Ironia da vida, Belluzzo lembra que o programa foi um dos motivos alegados por aqueles que demandaram à época o impeachment de Fernando Henrique Cardoso que, na avaliação do economista, estava "certíssimo". "Tinha que fazer o Proer mesmo. Foi ele que tornou o sistema bancário brasileiro muito sólido".

 

Entre as ameaças atuais ao sistema, Belluzzo cita, ao lado do nível de endividamento em moeda estrangeira de boa parte das empresas - que tem uma fração importante disso intermediada pelos bancos -, a dívida em moeda local das grandes companhias, que, na avaliação do economista, estaria sendo "empurrada um pouco com a barriga" antes de ser provisionada. "Isso é algo muito preocupante e está passando ao largo.
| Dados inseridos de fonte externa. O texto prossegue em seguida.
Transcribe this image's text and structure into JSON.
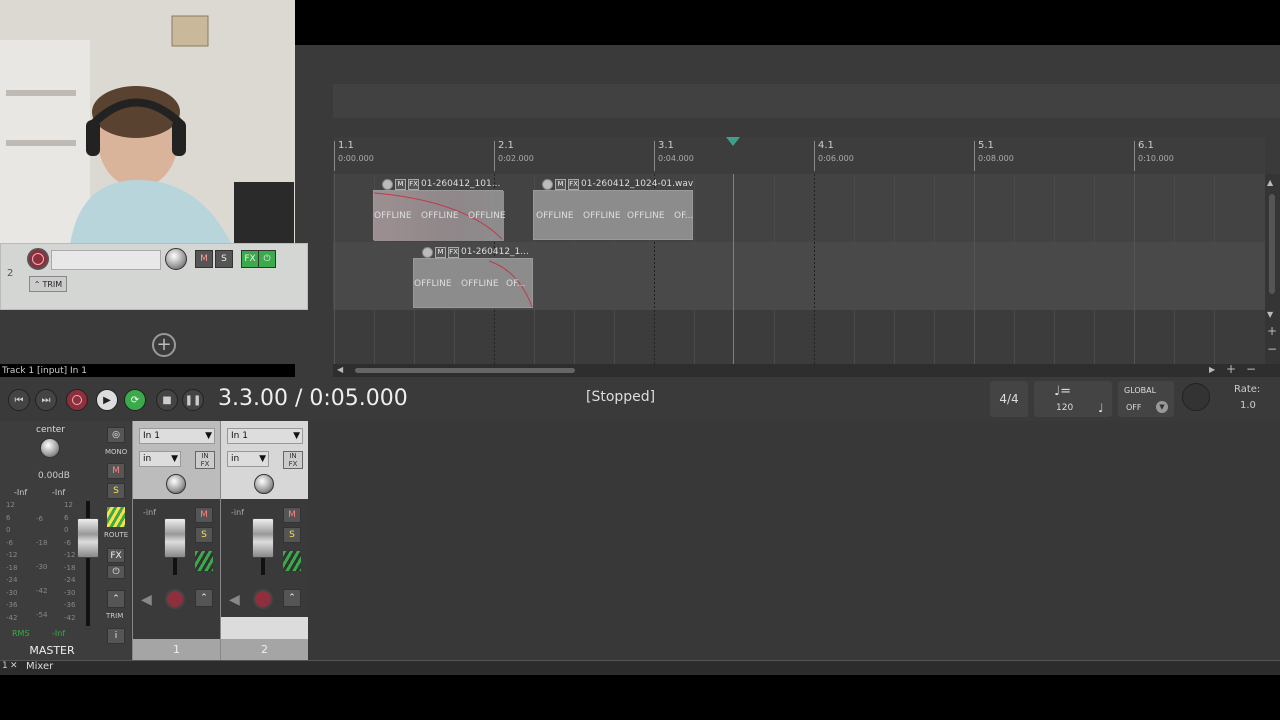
{
  "ruler": {
    "bars": [
      {
        "bar": "1.1",
        "time": "0:00.000"
      },
      {
        "bar": "2.1",
        "time": "0:02.000"
      },
      {
        "bar": "3.1",
        "time": "0:04.000"
      },
      {
        "bar": "4.1",
        "time": "0:06.000"
      },
      {
        "bar": "5.1",
        "time": "0:08.000"
      },
      {
        "bar": "6.1",
        "time": "0:10.000"
      }
    ]
  },
  "items": [
    {
      "name": "01-260412_101...",
      "offline": [
        "OFFLINE",
        "OFFLINE",
        "OFFLINE"
      ]
    },
    {
      "name": "01-260412_1024-01.wav",
      "offline": [
        "OFFLINE",
        "OFFLINE",
        "OFFLINE",
        "OF..."
      ]
    },
    {
      "name": "01-260412_1...",
      "offline": [
        "OFFLINE",
        "OFFLINE",
        "OF..."
      ]
    }
  ],
  "item_buttons": {
    "m": "M",
    "fx": "FX"
  },
  "tcp": {
    "track_number": "2",
    "m_label": "M",
    "s_label": "S",
    "fx_label": "FX",
    "trim_label": "TRIM",
    "add_track_icon": "plus-circle-icon",
    "info_text": "Track 1 [input] In 1"
  },
  "transport": {
    "time": "3.3.00 / 0:05.000",
    "status": "[Stopped]",
    "time_sig": "4/4",
    "tempo": "120",
    "global_label": "GLOBAL",
    "global_value": "OFF",
    "rate_label": "Rate:",
    "rate_value": "1.0"
  },
  "master": {
    "pan_label": "center",
    "volume": "0.00dB",
    "left_level": "-Inf",
    "right_level": "-Inf",
    "scale_left": [
      "12",
      "6",
      "0",
      "-6",
      "-12",
      "-18",
      "-24",
      "-30",
      "-36",
      "-42"
    ],
    "scale_mid": [
      "-6",
      "-18",
      "-30",
      "-42",
      "-54"
    ],
    "scale_right": [
      "12",
      "6",
      "0",
      "-6",
      "-12",
      "-18",
      "-24",
      "-30",
      "-36",
      "-42"
    ],
    "rms_label": "RMS",
    "rms_value": "-Inf",
    "name": "MASTER",
    "mono_label": "MONO",
    "m_label": "M",
    "s_label": "S",
    "route_label": "ROUTE",
    "fx_label": "FX",
    "trim_label": "TRIM",
    "info_label": "i"
  },
  "strips": [
    {
      "input": "In 1",
      "mode": "in",
      "level": "-inf",
      "m": "M",
      "s": "S",
      "number": "1"
    },
    {
      "input": "In 1",
      "mode": "in",
      "level": "-inf",
      "m": "M",
      "s": "S",
      "number": "2"
    }
  ],
  "strip_fx_label": "IN FX",
  "bottom": {
    "tab_label": "Mixer",
    "tab_index": "1"
  },
  "colors": {
    "record": "#8d2f3c",
    "play_cursor": "#3fa08a",
    "fx_green": "#3aaa4a",
    "envelope": "#c0394a"
  }
}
E à medida que a recessão se aprofunda, a situação delas se agrava e de outras também, que não estão diretamente metidas nisso."

 

O economista diz não saber para que lado penderia mais a balança do impeachment nesse momento, mas ressalta que, se mantiver o mandato, a presidente terá que responder a ele governando e tomando decisões. Se ocorrer o impeachment, quem assumir deve carregar o mesmo peso nas costas, lembra. O ideal, porém, é que ela fique e tome as decisões que têm que tomar para o bem ou para o mal, com outro ministério ou não, afirma.

 

Questionado de que forma avalia a aceitação imediata do programa do PMDB, 'Ponte para o Futuro', pelo mercado financeiro, Belluzzo optou por fazer uma conjectura "impossível", avisou. "Termina logo esse negócio e faz um governo de composição. Chama o Serra", disse em referência a seu amigo de muitos anos. O senador José Serra (PSDB), aceitaria um convite da presidente? "Tem hora que é preciso abrir mão das suas idiossincrasias", devolveu.

 

Para Belluzzo, o governo errou ao protelar o enfrentamento do impeachment, cujo processo no caso de FHC, diz ele, foi reprovado rapidamente. "Tem horas que é preciso desassombro e desapego". E já que a medida foi aprovada, ainda que impropriamente, diz que é preciso resolvê-la para não deixar o país "gemendo sob um governo que não toma decisão".